Effie Caldarola

In a faraway city, I have a daughter who is trying to figure out the rest of her life.

To be fair, I suppose there are moments in each week when you and I are trying to figure out the rest of our lives, too. But my daughter is at that moment of impending college graduation when the “real” world beyond the classroom is lurking like some ogre — or perhaps an angel — outside the door.

I remember those days, only I thought I knew what my ogre looked like. I was an education major, and it was just a matter of finding a school that would hire me. I don’t remember being particularly excited about that prospect, but I’d planned to be a teacher since I was a kid.

After all, that was the occupation of almost every role model I’d met, besides wives and mothers, and I assumed it would take some time to move into those categories.

So I didn’t feel a lot of wiggle room, and when a Catholic high school in a small Midwestern town hired me to teach history, off I went. Unfortunately, I didn’t know anyone there, and it was a summer Sunday when my mother and I went to check out apartments for me.

The town was shut down tight as a drum for the Sabbath. The town’s Main Street was about as lively as the local cemetery. Was my life over? I went home, flung myself on my mother’s bed and cried miserably.

And from there, the “real” world opened its doors to me, and life was hardly over.

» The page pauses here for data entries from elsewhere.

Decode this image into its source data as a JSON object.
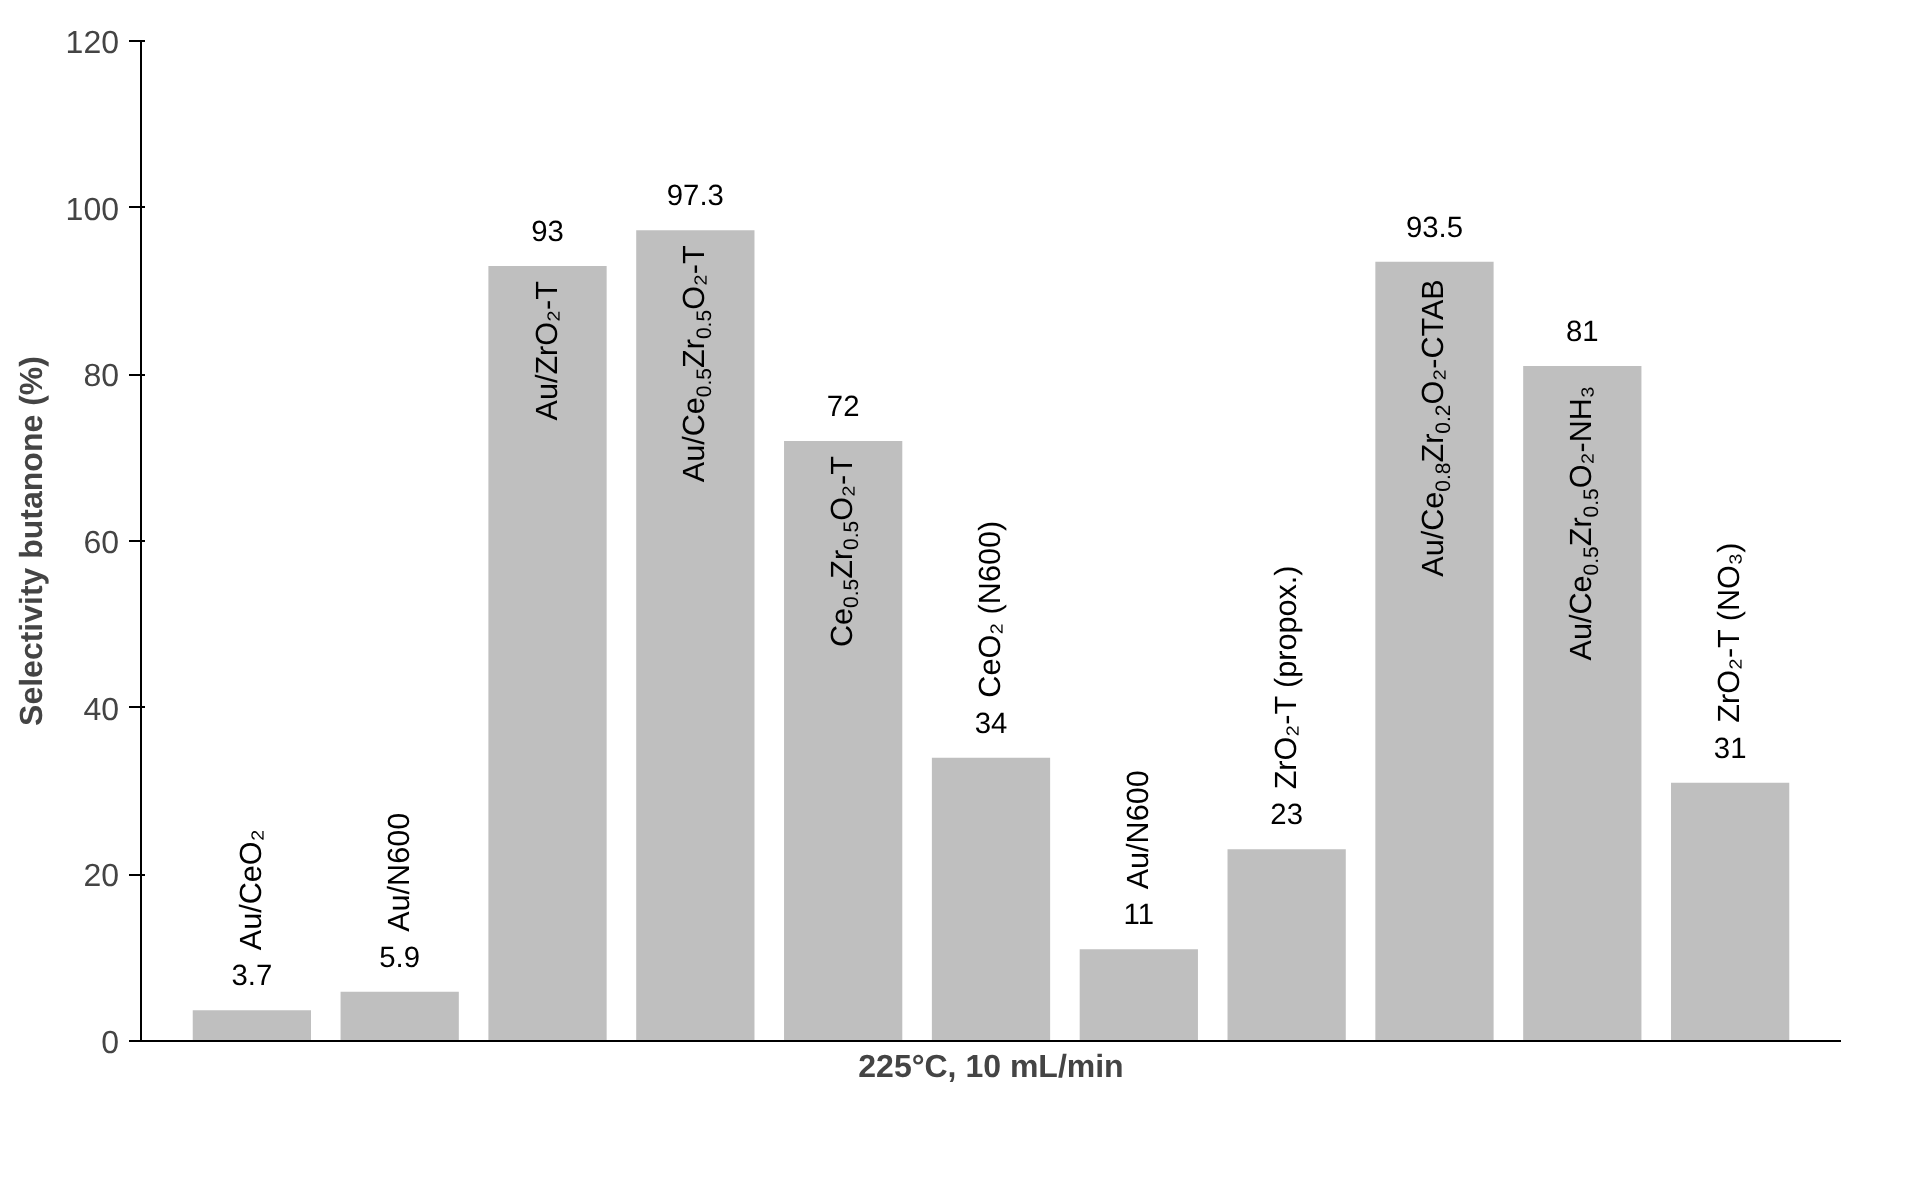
{
  "chart_data": {
    "type": "bar",
    "xlabel": "225°C, 10 mL/min",
    "ylabel": "Selectivity butanone (%)",
    "categories": [
      "Au/CeO₂",
      "Au/N600",
      "Au/ZrO₂-T",
      "Au/Ce$_{0.5}$Zr$_{0.5}$O₂-T",
      "Ce$_{0.5}$Zr$_{0.5}$O₂-T",
      "CeO₂ (N600)",
      "Au/N600",
      "ZrO₂-T (propox.)",
      "Au/Ce$_{0.8}$Zr$_{0.2}$O₂-CTAB",
      "Au/Ce$_{0.5}$Zr$_{0.5}$O₂-NH₃",
      "ZrO₂-T (NO₃)"
    ],
    "values": [
      3.7,
      5.9,
      93,
      97.3,
      72,
      34,
      11,
      23,
      93.5,
      81,
      31
    ],
    "color": "#bfbfbf",
    "data_labels": true,
    "ylim": [
      0,
      120
    ],
    "yticks": [
      0,
      20,
      40,
      60,
      80,
      100,
      120
    ],
    "grid": false
  }
}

Although Advent is far behind us, and Lent beckons, this morning I found myself reading the first few chapters of Luke. Lots of pleading, surprises and acceptance are packed into a few paragraphs as Luke begins the story of our salvation with Elizabeth, Zechariah and Mary. Mary’s words always capture our attention: “Behold, I am the handmaid of the Lord. May it be done to me according to your word” (Lk 1:38).

Scripture presents Mary as the perfect example of “figuring out the rest of our lives.” An earthshaking request: Would you be the mother of God’s incarnation? And a nonqualified “yes.” There was no checking the calendar, consulting with the religious authorities or asking for a few days to think it over.

Of course, the appearance of an angel would grab your attention. As a matter of fact, in one of our conversations, my daughter said, “Pray that God will send me a sign.” I’ve suggested that to God a few times since then, and it has led me to mull over the idea of a “sign” and how often we probably have one thrust before us and don’t, or won’t, see it.

The thing about Mary is, she really had no idea what she was getting into. How could any girl have had a clue? Even much later, in Luke 2:19, we’re told Mary “kept all these things, reflecting on them in her heart.” There must have been a great deal of pondering, but what Mary recognized, and what God recognized in Mary, was that she was receptive to the will of God, no matter how oblique it might appear or how confusing life might seem.

Mary’s openness to God’s will came first, the figuring out the rest of her life came gradually.

Maybe a good resolution for Lent, and a good way to pray for my daughter and all of us who are wondering what comes next, is to pray first for an openness to God, whose wonderful surprises and marvelous signs always transcend our preconceptions.